Greta Thunberg, la giovane ambientalista svedese, sta inspiegabilmente dettando l’agenda del mondo. Inspiegabilmente, perché non è che prima della sua irruzione sulla scena l’emergenza climatica non fosse già grave. Ma oggi è Greta a fare la differenza, alzando il livello di comunicazione e attenzione ai nostri problemi quotidiani da 0 a 100 in tempi record. Come lo spettacolare 0-100 (km/h) di una Tesla elettrica, per restare sui temi di questo blog.

Greta, oltre a meritare rispetto (anche da chi è in disaccordo) se non altro perché fa un lavoro che molti di noi adulti non siamo evidentemente in grado di fare, potrebbe essere una occasione per l’industria dell’auto.

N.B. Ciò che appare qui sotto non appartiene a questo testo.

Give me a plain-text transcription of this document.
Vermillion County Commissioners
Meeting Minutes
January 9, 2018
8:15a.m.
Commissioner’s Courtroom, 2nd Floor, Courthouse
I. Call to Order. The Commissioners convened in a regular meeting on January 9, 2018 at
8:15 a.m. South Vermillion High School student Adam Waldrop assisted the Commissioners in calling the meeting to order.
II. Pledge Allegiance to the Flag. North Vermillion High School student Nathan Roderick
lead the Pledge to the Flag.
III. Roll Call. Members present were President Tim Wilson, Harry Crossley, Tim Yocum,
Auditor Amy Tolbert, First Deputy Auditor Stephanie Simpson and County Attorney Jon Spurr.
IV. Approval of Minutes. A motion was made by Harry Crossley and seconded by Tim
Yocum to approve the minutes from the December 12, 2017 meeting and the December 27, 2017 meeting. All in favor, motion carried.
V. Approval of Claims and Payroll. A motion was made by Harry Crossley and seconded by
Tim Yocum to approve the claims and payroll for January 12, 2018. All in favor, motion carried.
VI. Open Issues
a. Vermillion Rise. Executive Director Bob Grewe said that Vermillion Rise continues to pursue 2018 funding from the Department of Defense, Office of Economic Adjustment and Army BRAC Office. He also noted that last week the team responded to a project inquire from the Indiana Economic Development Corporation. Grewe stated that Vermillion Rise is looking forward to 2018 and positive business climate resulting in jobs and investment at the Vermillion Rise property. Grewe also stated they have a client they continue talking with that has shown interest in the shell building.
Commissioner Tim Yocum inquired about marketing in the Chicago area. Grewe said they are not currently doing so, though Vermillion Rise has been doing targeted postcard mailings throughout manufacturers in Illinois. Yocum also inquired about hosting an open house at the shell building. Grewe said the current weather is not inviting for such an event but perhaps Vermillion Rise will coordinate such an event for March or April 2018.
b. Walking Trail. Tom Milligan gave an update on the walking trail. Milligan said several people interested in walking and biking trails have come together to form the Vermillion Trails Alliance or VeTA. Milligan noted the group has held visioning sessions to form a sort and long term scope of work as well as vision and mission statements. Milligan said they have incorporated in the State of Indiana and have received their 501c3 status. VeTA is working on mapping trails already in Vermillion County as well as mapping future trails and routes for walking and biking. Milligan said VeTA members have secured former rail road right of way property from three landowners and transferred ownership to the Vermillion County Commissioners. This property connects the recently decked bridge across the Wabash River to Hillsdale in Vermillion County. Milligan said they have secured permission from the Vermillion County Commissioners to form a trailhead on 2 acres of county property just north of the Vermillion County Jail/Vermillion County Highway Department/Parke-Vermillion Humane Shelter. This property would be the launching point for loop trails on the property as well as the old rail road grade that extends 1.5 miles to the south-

Da non perdere.

Non nemici, ma quasi amici: la rivoluzione elettrica del settore, certo per forza e non per amore dopo troppe resistenze, ha bisogno di un sostegno sociale enorme. Perché come in tutte le rivoluzioni ci saranno vittime innocenti (posti di lavoro) e nuove ineguaglianze (limitato accesso per i costi ancora alti). Tutto in nome di un bene comune, ma non sarà indolore. E l’auto ha bisogno di essere percepita attraverso una nuova sensibilità ambientale, oltre che di una profonda trasformazione in chiave sostenibile.

Prendete lo smog in città: l’auto ne è responsabile in parte e non è quella maggioritaria, ma è lei la principale imputata pubblica. Perché fare battaglie di retroguardia? Diventi un modello, una lepre “verde” che tutti devono inseguire.

A me fa impressione vedere come gli slogan dei top manager dell’industria e degli ambientalisti in questo momento si assomiglino: no plan B, no planet B. Greta è un’indicazione di percorso fatto di tante Grete e Hans e altri, dove non si vede ancora il traguardo ma dove sarebbe meglio che non si vedesse più nemmeno la partenza.

Una strada senza ritorno, che la nuova auto è in grado di percorrere fino in fondo. Ci sta investendo centinaia di miliardi: sarebbe inspiegabile se li buttasse.